INGREDIENTS
1/2 cup uncooked bulghur wheat
1 3/4 cups panko bread crumbs, divided
1/3 cup light mayonnaise
4 green onions with tops, finely chopped
1 egg
2 Tbsp reduced-sodium soy sauce
1 cup plus 2 Tbsp Sweet and Sour Sauce (or Teriyaki Sauce with Honey), divided
2 tsp grated fresh gingerroot
3 garlic cloves, pressed
1/4 tsp each salt and coarsely ground black pepper
2 1/2 Tbsp canola oil
1 large red bell pepper, thinly sliced
1 cup frozen shelled edamame beans, thawed
4 cups shredded napa cabbage
DIRECTIONS
PREP TIME 25 MINUTES TOTAL TIME 50 MINUTES YIELD 4 CALORIES 420
1. Preheat oven to 375 F. For wheatballs, combine 1 cup water and bulghur in saucepan. Cover and cook over medium heat 10 minutes or until bulghur is tender. Cool 5 minutes. Combine bulghur, 1 1/4 cups of the bread crumbs, mayonnaise, green onions, egg soy sauce, 2 Tbsp Sweet & Sour Sauce, ginger, pressed garlic, salt and black pepper; mix well.
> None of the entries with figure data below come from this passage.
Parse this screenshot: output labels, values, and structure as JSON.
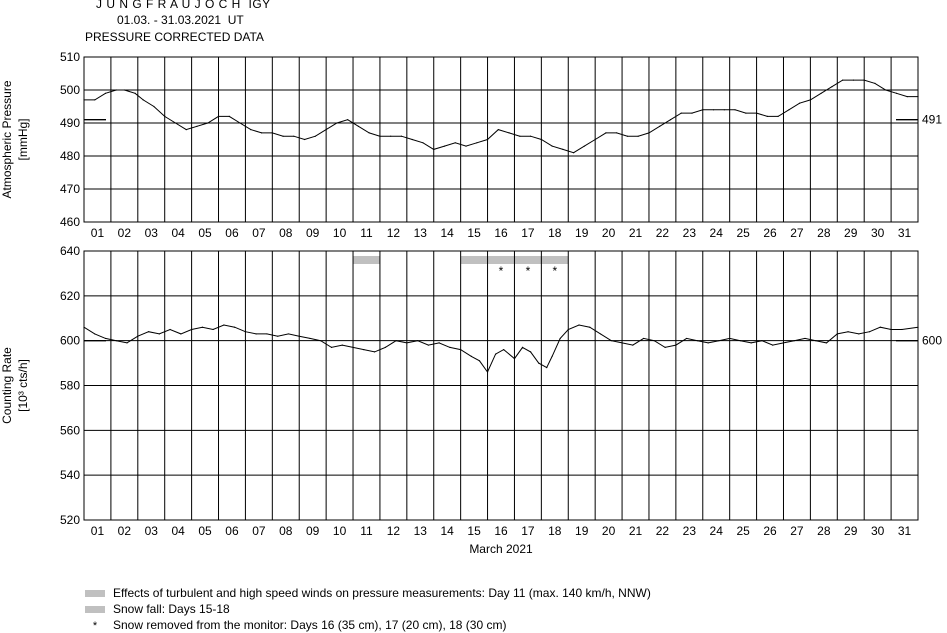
{
  "header": {
    "station": "J U N G F R A U J O C H  IGY",
    "period": "01.03. - 31.03.2021  UT",
    "subtitle": "PRESSURE CORRECTED DATA"
  },
  "legend": {
    "wind": "Effects of turbulent and high speed winds on pressure measurements: Day 11 (max. 140 km/h, NNW)",
    "snow": "Snow fall: Days 15-18",
    "removed": "Snow removed from the monitor: Days 16 (35 cm), 17 (20 cm), 18 (30 cm)",
    "removed_symbol": "*"
  },
  "colors": {
    "line": "#000000",
    "grid": "#000000",
    "shade": "#c0c0c0"
  },
  "chart_data": [
    {
      "type": "line",
      "ylabel": "Atmospheric Pressure",
      "yunit": "[mmHg]",
      "ylim": [
        460,
        510
      ],
      "yticks": [
        460,
        470,
        480,
        490,
        500,
        510
      ],
      "xlim": [
        1,
        32
      ],
      "day_labels": [
        "01",
        "02",
        "03",
        "04",
        "05",
        "06",
        "07",
        "08",
        "09",
        "10",
        "11",
        "12",
        "13",
        "14",
        "15",
        "16",
        "17",
        "18",
        "19",
        "20",
        "21",
        "22",
        "23",
        "24",
        "25",
        "26",
        "27",
        "28",
        "29",
        "30",
        "31"
      ],
      "reference": {
        "value": 491,
        "label": "491"
      },
      "grid": true,
      "series": [
        {
          "x": [
            1.0,
            1.4,
            1.8,
            2.2,
            2.5,
            2.9,
            3.2,
            3.6,
            4.0,
            4.4,
            4.8,
            5.2,
            5.6,
            6.0,
            6.4,
            6.8,
            7.2,
            7.6,
            8.0,
            8.4,
            8.8,
            9.2,
            9.6,
            10.0,
            10.4,
            10.8,
            11.2,
            11.6,
            12.0,
            12.4,
            12.8,
            13.2,
            13.6,
            14.0,
            14.4,
            14.8,
            15.2,
            15.6,
            16.0,
            16.4,
            16.8,
            17.2,
            17.6,
            18.0,
            18.4,
            18.8,
            19.2,
            19.6,
            20.0,
            20.4,
            20.8,
            21.2,
            21.6,
            22.0,
            22.4,
            22.8,
            23.2,
            23.6,
            24.0,
            24.4,
            24.8,
            25.2,
            25.6,
            26.0,
            26.4,
            26.8,
            27.2,
            27.6,
            28.0,
            28.4,
            28.8,
            29.2,
            29.6,
            30.0,
            30.4,
            30.8,
            31.2,
            31.6,
            32.0
          ],
          "values": [
            497,
            497,
            499,
            500,
            500,
            499,
            497,
            495,
            492,
            490,
            488,
            489,
            490,
            492,
            492,
            490,
            488,
            487,
            487,
            486,
            486,
            485,
            486,
            488,
            490,
            491,
            489,
            487,
            486,
            486,
            486,
            485,
            484,
            482,
            483,
            484,
            483,
            484,
            485,
            488,
            487,
            486,
            486,
            485,
            483,
            482,
            481,
            483,
            485,
            487,
            487,
            486,
            486,
            487,
            489,
            491,
            493,
            493,
            494,
            494,
            494,
            494,
            493,
            493,
            492,
            492,
            494,
            496,
            497,
            499,
            501,
            503,
            503,
            503,
            502,
            500,
            499,
            498,
            498
          ]
        }
      ]
    },
    {
      "type": "line",
      "ylabel": "Counting Rate",
      "yunit": "[10³ cts/h]",
      "xlabel": "March 2021",
      "ylim": [
        520,
        640
      ],
      "yticks": [
        520,
        540,
        560,
        580,
        600,
        620,
        640
      ],
      "xlim": [
        1,
        32
      ],
      "day_labels": [
        "01",
        "02",
        "03",
        "04",
        "05",
        "06",
        "07",
        "08",
        "09",
        "10",
        "11",
        "12",
        "13",
        "14",
        "15",
        "16",
        "17",
        "18",
        "19",
        "20",
        "21",
        "22",
        "23",
        "24",
        "25",
        "26",
        "27",
        "28",
        "29",
        "30",
        "31"
      ],
      "reference": {
        "value": 600,
        "label": "600"
      },
      "grid": true,
      "shaded_days": [
        11,
        15,
        16,
        17,
        18
      ],
      "snow_removed_days": [
        16,
        17,
        18
      ],
      "series": [
        {
          "x": [
            1.0,
            1.4,
            1.8,
            2.2,
            2.6,
            3.0,
            3.4,
            3.8,
            4.2,
            4.6,
            5.0,
            5.4,
            5.8,
            6.2,
            6.6,
            7.0,
            7.4,
            7.8,
            8.2,
            8.6,
            9.0,
            9.4,
            9.8,
            10.2,
            10.6,
            11.0,
            11.4,
            11.8,
            12.2,
            12.6,
            13.0,
            13.4,
            13.8,
            14.2,
            14.6,
            15.0,
            15.4,
            15.7,
            16.0,
            16.3,
            16.6,
            17.0,
            17.3,
            17.6,
            17.9,
            18.2,
            18.4,
            18.7,
            19.0,
            19.4,
            19.8,
            20.2,
            20.6,
            21.0,
            21.4,
            21.8,
            22.2,
            22.6,
            23.0,
            23.4,
            23.8,
            24.2,
            24.6,
            25.0,
            25.4,
            25.8,
            26.2,
            26.6,
            27.0,
            27.4,
            27.8,
            28.2,
            28.6,
            29.0,
            29.4,
            29.8,
            30.2,
            30.6,
            31.0,
            31.4,
            32.0
          ],
          "values": [
            606,
            603,
            601,
            600,
            599,
            602,
            604,
            603,
            605,
            603,
            605,
            606,
            605,
            607,
            606,
            604,
            603,
            603,
            602,
            603,
            602,
            601,
            600,
            597,
            598,
            597,
            596,
            595,
            597,
            600,
            599,
            600,
            598,
            599,
            597,
            596,
            593,
            591,
            586,
            594,
            596,
            592,
            597,
            595,
            590,
            588,
            593,
            601,
            605,
            607,
            606,
            603,
            600,
            599,
            598,
            601,
            600,
            597,
            598,
            601,
            600,
            599,
            600,
            601,
            600,
            599,
            600,
            598,
            599,
            600,
            601,
            600,
            599,
            603,
            604,
            603,
            604,
            606,
            605,
            605,
            606
          ]
        }
      ]
    }
  ]
}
Cover and refrigerate 10 minutes (helps keep its shape when formed into wheatballs).
2. Place remaining 1/2 cup bread crumbs onto plate. Using level Medium Scoop, form bulghur mixture into 16 wheatballs. Coating even with bread crumbs.
3. Heat oil in nonstainless skillet, heat 1 to 3 minutes or until shimmering. Cook wheatballs 4 to 6 minutes or until golden brown, turning occasionally. Place skillet in oven; bake, uncovered, 5 minutes. Carefully remove from oven.
4. Meanwhile for sauce, combine remaining 1 cup Sweet & Sour Sauce, bell pepper and edamame microwave for 1 to 2 minutes or until hot. To serve, divide cabbage among serving plates; top with wheatballs and sauce.